Snap's chief strategy officer, Imran Khan, is leaving the company to pursue other opportunities, it announced in an SEC filing Monday morning.
Khan did not disclose his next role. He plans to stay at Snap for an unspecified interim period to help with the transition and recruit a new chief business officer.
“This has been a very difficult decision for me to make,” Khan wrote in a note to employees. “There is never a perfect time to say goodbye, but I know that the time is now.”
According to the filing, Khan’s departure is “not related to any disagreement with us on any matter relating to our accounting, strategy, management, operations, policies or practices (financial or otherwise).”
“Imran has been a great partner building our business. We appreciate all of his hard work and wish him the best,” CEO Evan Spiegel said in the filing.
Snap stock was down almost 2% on the news of Khan’s departure.
Khan is leaving Snap at a tumultuous time for the company, which has been suffering from an unpopular redesign and competition from Facebook and Facebook-owned Instagram. Snap’s average revenue per user is about $1.40, significantly lower than Facebook’s $5.97.
While Snap’s Q2 revenues were up 44% to $262 million, daily active users decreased for the first time by 3 million.
Khan is a former Wall Street trader and served as the company’s brains on all things ad tech. While Snap has been successful at quickly rolling out a suite of programmatic buying tools, from a self-serve platform to a measurement pixel, its transition to programmatic was accompanied by plummeting CPMs. And despite creating innovative ad units like AR lenses, Snap is slowly losing users outside of its core demo.
Khan’s exit also underscores Snap’s trouble retaining key personnel. In 2016, Khan brought on Viacom sales exec Jeff Lucas to transform the messaging app into a digital TV powerhouse.
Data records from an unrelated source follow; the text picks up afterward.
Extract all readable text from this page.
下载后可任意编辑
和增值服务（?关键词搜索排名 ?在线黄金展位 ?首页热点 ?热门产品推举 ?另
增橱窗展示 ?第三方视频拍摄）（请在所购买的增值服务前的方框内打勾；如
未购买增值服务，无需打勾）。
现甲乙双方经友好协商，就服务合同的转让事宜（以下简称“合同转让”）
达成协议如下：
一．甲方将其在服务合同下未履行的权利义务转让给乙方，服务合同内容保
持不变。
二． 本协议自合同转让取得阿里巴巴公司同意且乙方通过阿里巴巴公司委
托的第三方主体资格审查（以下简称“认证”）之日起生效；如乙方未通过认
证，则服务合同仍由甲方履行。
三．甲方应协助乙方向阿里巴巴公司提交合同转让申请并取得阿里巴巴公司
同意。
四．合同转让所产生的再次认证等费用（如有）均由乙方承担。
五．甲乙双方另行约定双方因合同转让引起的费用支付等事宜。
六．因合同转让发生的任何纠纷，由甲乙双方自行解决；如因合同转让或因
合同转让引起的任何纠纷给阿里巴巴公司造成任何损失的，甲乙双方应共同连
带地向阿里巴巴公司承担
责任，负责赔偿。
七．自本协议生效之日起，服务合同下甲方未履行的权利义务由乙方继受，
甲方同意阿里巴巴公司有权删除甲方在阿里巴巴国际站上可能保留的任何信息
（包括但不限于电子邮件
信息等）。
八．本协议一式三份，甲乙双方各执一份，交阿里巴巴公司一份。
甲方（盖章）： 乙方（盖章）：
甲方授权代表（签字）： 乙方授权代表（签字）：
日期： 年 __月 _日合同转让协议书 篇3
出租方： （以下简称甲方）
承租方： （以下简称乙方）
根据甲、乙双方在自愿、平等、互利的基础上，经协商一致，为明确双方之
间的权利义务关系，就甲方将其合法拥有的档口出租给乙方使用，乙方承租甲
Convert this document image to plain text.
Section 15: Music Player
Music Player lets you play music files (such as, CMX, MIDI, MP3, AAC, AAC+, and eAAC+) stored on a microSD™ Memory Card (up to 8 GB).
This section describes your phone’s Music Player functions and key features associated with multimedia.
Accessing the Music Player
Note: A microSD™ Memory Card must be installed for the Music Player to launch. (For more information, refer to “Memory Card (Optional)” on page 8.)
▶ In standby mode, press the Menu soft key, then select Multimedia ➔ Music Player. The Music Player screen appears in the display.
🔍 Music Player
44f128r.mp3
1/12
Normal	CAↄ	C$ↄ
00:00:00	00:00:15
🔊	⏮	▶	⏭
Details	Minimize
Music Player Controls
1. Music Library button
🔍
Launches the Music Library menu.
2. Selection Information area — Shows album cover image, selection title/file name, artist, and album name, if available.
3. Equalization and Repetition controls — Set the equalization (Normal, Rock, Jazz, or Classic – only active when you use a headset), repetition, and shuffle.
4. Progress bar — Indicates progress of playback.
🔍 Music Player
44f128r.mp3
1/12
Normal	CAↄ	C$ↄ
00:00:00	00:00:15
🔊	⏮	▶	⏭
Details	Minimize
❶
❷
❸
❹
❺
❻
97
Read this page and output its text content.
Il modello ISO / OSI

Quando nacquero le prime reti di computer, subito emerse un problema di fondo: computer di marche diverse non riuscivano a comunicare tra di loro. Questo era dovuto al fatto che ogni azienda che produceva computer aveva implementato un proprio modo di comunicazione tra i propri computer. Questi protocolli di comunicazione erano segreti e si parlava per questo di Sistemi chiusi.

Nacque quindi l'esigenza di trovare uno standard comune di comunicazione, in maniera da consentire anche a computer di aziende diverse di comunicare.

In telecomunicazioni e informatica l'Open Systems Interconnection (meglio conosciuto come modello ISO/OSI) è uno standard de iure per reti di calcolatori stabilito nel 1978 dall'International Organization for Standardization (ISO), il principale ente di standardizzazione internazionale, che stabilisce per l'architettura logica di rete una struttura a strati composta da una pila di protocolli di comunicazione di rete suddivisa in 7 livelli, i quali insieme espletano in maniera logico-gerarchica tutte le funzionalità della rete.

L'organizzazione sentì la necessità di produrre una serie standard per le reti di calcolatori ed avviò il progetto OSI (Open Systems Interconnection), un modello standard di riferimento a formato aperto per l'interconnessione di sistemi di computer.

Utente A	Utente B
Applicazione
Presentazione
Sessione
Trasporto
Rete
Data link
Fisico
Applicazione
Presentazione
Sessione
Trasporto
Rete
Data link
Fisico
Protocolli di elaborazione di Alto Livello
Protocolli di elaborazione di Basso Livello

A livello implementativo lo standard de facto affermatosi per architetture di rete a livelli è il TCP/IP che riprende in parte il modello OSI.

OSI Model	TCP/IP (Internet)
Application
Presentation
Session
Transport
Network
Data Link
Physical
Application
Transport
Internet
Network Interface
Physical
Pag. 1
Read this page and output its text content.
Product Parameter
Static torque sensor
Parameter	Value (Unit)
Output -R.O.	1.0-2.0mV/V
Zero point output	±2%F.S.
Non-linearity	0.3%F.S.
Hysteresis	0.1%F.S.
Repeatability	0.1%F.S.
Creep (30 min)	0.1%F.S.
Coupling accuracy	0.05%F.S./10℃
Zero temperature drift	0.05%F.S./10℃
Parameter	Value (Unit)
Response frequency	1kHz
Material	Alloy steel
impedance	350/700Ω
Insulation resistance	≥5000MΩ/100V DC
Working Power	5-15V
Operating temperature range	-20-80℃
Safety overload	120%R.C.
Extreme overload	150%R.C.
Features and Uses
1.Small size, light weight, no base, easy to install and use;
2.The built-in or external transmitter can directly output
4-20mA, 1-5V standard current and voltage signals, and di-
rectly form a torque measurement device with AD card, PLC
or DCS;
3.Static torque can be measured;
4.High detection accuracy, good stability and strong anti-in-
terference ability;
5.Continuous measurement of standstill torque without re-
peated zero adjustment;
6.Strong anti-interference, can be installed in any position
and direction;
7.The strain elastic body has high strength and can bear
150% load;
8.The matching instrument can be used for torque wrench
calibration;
In April, Lucas left the company to lead Oath’s American sales.
With Snap’s stock down, its stock-based compensation is less valuable and therefore could lead to more high-level exits at the company, Wieser added.
“The latter point is something I considered as a particularly big risk for Snap at the time of their IPO, given how much they were using stock for compensation, and it may contribute to more departure risks."